Other crypto-data solutions are about providing reliable and known data-access methods for publishers (i.e. they give you a name, frequently gibberish, and attempt to promise that data will remain available at that name). LBRY is about creating the best experience for consumers, who care less if names change than if a name gives them the information they desire.
LBRY's reservation-based approach to names means unlike any other existing solution. We've leveraged Nobel Prize-winning economics to create a system in which names are extremely likely to resolve to what user's desire as well as be owned by the proper content creator. Greater user experience + greater creator experience = WNNNG1.
1 New LBRY policy: when disemvoweling, aim for maximum confusion.
5. Allowing anyone to bid a higher price for a name is insane|brilliant.

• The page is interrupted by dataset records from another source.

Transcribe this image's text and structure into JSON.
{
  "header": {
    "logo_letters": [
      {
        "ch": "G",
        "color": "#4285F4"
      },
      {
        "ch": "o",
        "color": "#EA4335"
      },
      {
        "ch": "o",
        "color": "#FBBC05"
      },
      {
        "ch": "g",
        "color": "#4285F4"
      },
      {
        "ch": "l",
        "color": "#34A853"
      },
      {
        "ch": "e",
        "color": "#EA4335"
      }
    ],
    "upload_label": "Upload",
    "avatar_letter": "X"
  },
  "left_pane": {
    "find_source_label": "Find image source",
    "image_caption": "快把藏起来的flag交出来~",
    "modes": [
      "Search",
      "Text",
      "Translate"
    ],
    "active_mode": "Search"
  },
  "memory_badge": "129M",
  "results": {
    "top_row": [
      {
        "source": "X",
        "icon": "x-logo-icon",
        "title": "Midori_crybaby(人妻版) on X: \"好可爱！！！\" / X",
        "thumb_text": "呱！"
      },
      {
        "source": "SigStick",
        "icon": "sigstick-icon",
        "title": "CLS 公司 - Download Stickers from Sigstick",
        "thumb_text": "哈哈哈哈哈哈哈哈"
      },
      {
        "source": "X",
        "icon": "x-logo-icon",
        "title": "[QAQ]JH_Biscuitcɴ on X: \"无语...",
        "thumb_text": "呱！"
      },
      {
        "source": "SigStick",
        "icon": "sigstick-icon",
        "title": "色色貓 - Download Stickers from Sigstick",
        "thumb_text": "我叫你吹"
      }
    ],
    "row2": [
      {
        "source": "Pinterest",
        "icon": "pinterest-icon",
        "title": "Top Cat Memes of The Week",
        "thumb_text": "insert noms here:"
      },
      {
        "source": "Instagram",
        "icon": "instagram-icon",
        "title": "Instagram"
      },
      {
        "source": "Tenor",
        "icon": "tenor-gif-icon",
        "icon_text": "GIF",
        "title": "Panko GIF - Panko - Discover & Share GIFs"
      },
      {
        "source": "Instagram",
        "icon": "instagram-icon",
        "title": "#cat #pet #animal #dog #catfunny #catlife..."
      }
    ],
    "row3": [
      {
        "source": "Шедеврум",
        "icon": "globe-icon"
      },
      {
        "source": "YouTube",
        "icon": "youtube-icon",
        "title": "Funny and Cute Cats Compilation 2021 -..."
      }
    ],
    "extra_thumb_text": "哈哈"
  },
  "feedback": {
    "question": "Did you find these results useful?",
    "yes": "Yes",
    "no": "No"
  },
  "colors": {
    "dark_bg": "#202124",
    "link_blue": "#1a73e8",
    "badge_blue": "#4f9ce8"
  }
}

First, for clarity, here is LBRY's naming system as succinctly as possible:
Whoever pledges the most credits against a name holds it, subject to a defined window for a counter-bid
Our instinctual desire to have confident possession of our property makes LBRY's reservation-only name system feel off. However, it has strong economic underpinnings. Famed economist Ronald Coase made the insight that as long as property rights are clearly defined, and there are sufficiently low transaction costs, an efficient outcome will result regardless of the initial allocation of property.
First, let's ensure the premises to our theorem hold. In LBRY, property rights could not be more explicit - whoever has committed the most credits holds the name. Second, transaction costs are close to zero.
In the sense of this theorem, the efficient outcome is that the owner of any name will be the entity for whom the name holds the most value. When does a name hold the most value? When it maps to content that is most desired by users.
What do users desire when accessing a name? For a name to resolve to the content, they envisioned as well as for that content to be provided by its legitimate creator. The former desire may outstrip the latter, but consumers would clearly rather pay a legitimate creator than a non-legitimate creator. Thus, the legitimate content creator has maximal incentive to provide a LBRY name mapping to their content.
The end-result of LBRY's reservation scheme is two-fold: 1) names will almost always resolve to what user's desire and 2) content creators will economically benefit from publishing content via LBRY.
What No One Said
Exposing even a straightforward creation to the public is daunting. LBRY, with several machinating, interlocking parts, is straightforward's antipode. In these first days, with our bare shelves, understanding the edifice we are building requires the ability to make acute insights. Particularly with LBRY's naming scheme, it veers into the imposing Kingdom of the Counter-Intuitive.
Despite this, no one said "I don't get it" or "you're crazy". Some people certainly got it faster than others, but everyone saw the need and the opportunity. People were excited. While we'll admit our early testing grounds are favorable (tech groups and a liberty festivals), the reaction has been equally favorable. Every interaction leaves us more inspired to create the most egalitarian, efficient library the world has ever seen.